On sait que le parfait en indo-européen exprimait souvent l´état résultant de l´achèvement ou de la `perfection´ d´une action, donc un état présent : `j´ai vu´ donc `je sais´ (gr. oι ˜δα), `j´ai eu présent à l´esprit´ donc `je me souviens´ (lat. memini). C´est le cas des perfecto-présents du germanique. Mais, dans le système du verbe, ces parfaits à sens de présent étaient isolés. On leur a constitué une conjugaison plus ou moins complète avec un prétérit faible sans voyelle prédésinentielle, mais avec un participe passé fort (Idem).

Les perfecto-présents présentent donc des traits des verbes forts – absence de suffixe pour les formes prétérites et opposition de la voyelle radicale entre le présent et le passé – et des verbes faibles – ajout d´un suffixe dental au prétérit. A cette classe de verbes, nous pouvons ajouter le verbe anomal WILLAN. Un verbe anomal est un verbe athématique en *-mi, c´est-à-dire que la désinence est directement ajoutée à la racine, sans l´ajout d´une voyelle thématique. En indo-européen, et plus tard en germanique, les terminaisons de la première personne du singulier du présent de l´indicatif étaient *-mi, comme le grec ϵι-μι `je suis´ ; en gotique, nous avons i-m et en vieil-anglais bio-m `je suis´ (note: ). La structure de ces verbes est donc : racine + terminaisons (cas, nombre, genre, personne), alors que les verbes thématiques présentent la structure : racine + voyelle thématique + terminaisons.

L´approche que nous avons de ces verbes va être différente, car nous les considérons comme des verbes modaux, et ce dès la période vieil-anglaise (nous affinerons notre analyse plus loin dans la thèse).

1.2. Cadre théorique

1.2.1. Généralités sur le langage

La théorie du langage, quel que soit ce langage, a pour but de caractériser les états des langues et un état initial de la faculté du langage : ce sont les tâches de l´adéquation descriptive (descriptive adequacy) et de l´adéquation explicative (explanatory adequacy). La grammaire universelle (GU) est la théorie de l´état initial du langage, et les différentes grammaires sont les théories concernant les états des différentes langues. La faculté de langage (Faculty of Language) est la composante du cerveau humain qui traite le langage (l´état initial de cette composante est déterminé génétiquement et consiste en un ensemble de propriétés (traits), et en un petit nombre de paramètres aux valeurs non marquées). Ce que l´on appelle langage est le système cognitif qui engrange les informations concernant les sons, le sens et l´organisation structurale d´une langue particulière. Une langue L fournit des informations aux systèmes de performance à travers les niveaux d´interface (PHON/SEM), qui ne sont pas les systèmes externes (conceptuel/intentionnel, sensori-moteur). L est l´ensemble des expressions EXP qui chacune contient une composante phonétique et une autre sémantique : EXP=<PHON, SEM> ([10] : 3). PHON représente les instructions destinées aux systèmes sensorimoteurs, quant à SEM, elle représente celles qui le sont aux systèmes de pensée. Les systèmes sensorimoteurs ont besoin de certaines informations présentées sous une forme bien particulière : dans un ordre temporel, selon une structure prosodique et syllabique ou selon certaines propriétés et relations phonétiques. Les systèmes de pensées, quant à eux, nécessitent des informations à propos d´unités qu´ils peuvent interpréter et les relations entre structure argumentale et propriétés scopales : ce sont des tableaux de traits sémantiques, des structures événementielles ou quantificationnelles, ...

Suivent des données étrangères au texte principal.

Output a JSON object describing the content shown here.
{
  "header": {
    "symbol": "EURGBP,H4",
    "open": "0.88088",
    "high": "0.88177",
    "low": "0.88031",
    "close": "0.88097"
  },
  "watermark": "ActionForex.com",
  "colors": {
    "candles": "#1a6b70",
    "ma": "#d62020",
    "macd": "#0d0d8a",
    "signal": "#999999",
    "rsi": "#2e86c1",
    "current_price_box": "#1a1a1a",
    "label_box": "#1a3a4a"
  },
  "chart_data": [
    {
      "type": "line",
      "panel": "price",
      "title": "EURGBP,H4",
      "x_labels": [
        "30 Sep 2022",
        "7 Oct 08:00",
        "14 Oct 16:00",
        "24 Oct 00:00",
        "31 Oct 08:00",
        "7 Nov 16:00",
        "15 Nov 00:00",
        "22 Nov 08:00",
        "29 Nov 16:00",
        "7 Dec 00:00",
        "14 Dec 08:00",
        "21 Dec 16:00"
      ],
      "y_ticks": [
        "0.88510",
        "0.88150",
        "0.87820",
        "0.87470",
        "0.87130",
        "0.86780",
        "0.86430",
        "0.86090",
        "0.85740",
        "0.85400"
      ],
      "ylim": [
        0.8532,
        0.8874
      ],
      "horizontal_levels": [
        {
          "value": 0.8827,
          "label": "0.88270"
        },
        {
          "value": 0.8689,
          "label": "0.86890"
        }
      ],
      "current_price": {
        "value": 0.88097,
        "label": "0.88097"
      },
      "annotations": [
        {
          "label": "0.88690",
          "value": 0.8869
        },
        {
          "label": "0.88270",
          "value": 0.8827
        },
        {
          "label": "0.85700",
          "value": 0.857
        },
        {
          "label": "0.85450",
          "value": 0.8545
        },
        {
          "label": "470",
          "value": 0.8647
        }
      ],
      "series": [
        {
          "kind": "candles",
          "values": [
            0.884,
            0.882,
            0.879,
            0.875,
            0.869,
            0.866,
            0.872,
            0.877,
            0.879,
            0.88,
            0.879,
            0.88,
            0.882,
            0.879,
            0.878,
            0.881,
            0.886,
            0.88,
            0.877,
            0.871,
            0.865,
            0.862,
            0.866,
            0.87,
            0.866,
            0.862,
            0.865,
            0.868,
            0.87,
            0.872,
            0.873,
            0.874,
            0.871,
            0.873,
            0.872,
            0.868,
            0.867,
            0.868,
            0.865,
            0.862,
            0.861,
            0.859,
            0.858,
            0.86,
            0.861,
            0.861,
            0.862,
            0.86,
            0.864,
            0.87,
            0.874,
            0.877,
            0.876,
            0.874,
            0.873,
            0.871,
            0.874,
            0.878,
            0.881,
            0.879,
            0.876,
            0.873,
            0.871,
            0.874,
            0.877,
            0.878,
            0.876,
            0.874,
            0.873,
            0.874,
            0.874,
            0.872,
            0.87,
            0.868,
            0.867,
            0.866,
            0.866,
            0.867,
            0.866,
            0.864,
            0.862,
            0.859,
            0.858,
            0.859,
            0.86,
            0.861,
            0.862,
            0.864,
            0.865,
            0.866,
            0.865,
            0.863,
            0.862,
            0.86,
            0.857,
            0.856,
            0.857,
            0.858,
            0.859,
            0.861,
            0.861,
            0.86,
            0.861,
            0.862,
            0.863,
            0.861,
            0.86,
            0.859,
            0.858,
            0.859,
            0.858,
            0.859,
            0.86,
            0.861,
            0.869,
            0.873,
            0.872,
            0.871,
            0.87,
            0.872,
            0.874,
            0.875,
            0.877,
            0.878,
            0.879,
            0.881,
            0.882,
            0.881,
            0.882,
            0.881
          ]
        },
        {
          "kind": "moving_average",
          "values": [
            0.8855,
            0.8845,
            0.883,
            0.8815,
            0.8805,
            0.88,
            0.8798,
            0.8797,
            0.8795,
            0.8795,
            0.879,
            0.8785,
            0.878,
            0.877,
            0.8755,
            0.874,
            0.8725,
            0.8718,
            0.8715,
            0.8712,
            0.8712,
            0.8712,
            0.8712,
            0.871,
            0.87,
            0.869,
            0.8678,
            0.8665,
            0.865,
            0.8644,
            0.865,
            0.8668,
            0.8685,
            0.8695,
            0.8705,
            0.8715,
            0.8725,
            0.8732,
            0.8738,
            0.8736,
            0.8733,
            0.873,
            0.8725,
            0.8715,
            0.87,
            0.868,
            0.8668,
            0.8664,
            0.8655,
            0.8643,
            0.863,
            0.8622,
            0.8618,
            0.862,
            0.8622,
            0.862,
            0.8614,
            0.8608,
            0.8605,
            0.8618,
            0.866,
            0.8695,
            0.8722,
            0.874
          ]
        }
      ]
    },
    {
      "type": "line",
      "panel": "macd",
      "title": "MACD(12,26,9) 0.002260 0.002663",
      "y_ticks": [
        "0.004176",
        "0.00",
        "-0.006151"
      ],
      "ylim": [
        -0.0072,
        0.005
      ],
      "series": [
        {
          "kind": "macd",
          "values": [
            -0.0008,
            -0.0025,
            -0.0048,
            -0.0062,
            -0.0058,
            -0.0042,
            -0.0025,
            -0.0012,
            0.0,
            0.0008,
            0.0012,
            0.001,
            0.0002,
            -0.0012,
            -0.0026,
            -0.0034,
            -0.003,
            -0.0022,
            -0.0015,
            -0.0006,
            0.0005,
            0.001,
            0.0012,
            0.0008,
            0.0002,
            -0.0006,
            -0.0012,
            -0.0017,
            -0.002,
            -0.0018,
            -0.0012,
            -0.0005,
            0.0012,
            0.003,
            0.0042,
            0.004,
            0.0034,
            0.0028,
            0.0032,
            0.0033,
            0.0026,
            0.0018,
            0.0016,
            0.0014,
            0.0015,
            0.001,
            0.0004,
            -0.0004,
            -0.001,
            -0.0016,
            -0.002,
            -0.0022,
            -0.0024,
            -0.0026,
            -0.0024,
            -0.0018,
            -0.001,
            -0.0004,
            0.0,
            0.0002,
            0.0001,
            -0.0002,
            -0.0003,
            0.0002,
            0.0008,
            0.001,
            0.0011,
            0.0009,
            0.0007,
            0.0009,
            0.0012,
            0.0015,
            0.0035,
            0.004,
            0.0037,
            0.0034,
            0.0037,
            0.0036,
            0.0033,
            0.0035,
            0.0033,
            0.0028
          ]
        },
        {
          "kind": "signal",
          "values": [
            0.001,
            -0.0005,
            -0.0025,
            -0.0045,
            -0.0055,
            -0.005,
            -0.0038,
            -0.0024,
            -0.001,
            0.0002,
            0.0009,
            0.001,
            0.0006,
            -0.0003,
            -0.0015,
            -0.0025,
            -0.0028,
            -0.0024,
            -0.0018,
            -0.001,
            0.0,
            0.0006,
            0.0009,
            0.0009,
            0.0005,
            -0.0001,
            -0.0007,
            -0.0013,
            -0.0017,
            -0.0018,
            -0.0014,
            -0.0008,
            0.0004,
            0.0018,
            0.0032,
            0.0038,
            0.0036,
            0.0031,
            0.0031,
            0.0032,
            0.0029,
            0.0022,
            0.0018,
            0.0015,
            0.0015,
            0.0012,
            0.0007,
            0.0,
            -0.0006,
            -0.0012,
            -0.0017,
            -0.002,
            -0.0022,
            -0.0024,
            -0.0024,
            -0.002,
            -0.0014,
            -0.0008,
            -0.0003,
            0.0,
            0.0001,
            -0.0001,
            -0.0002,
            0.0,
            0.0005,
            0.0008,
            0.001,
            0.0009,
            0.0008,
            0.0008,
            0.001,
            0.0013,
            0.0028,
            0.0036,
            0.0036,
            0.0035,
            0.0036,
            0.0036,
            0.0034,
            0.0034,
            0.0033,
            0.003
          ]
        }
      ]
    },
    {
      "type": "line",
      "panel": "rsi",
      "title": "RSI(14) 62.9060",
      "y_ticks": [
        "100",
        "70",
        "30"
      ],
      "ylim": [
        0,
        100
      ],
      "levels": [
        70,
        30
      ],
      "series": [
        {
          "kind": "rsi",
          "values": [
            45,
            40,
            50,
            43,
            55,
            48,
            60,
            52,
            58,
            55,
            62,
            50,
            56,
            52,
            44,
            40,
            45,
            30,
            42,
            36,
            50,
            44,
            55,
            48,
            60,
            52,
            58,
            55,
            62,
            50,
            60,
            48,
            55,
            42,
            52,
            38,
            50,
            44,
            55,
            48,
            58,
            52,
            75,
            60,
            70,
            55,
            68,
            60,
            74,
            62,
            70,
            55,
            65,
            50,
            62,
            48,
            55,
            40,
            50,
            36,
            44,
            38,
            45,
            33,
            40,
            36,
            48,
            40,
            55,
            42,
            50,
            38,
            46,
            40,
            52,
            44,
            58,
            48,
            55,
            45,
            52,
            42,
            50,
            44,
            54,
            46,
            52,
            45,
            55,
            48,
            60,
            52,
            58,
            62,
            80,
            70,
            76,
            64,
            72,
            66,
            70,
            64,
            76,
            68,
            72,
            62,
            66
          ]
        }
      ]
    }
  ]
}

Nous avons mentionné qu´une langue était un ensemble de différentes expressions, en d´autres termes, L est un système computationnel où chaque expression est composée d´un ou plusieurs items lexicaux. A chaque item lexical correspond un certain nombre de traits (phonologiques, morphologiques, sémantiques et syntaxiques) ; ceux-ci peuvent être interprétables, c´est-à-dire possédant un contenu sémantique, ou ininterprétables. La computation d´une expression EXP converge au niveau de l´interface (PHON ou SEM) si celle-ci est lisible par SEM ou PHON, c´est-à-dire EXP n´est faite que d´éléments interprétables par les systèmes externes au niveau de l´interface, lesquels éléments sont organisés afin que ces systèmes puissent les utiliser. Si une expression EXP ne satisfait pas à ces conditions, la computation s´effondre au niveau de l´interface.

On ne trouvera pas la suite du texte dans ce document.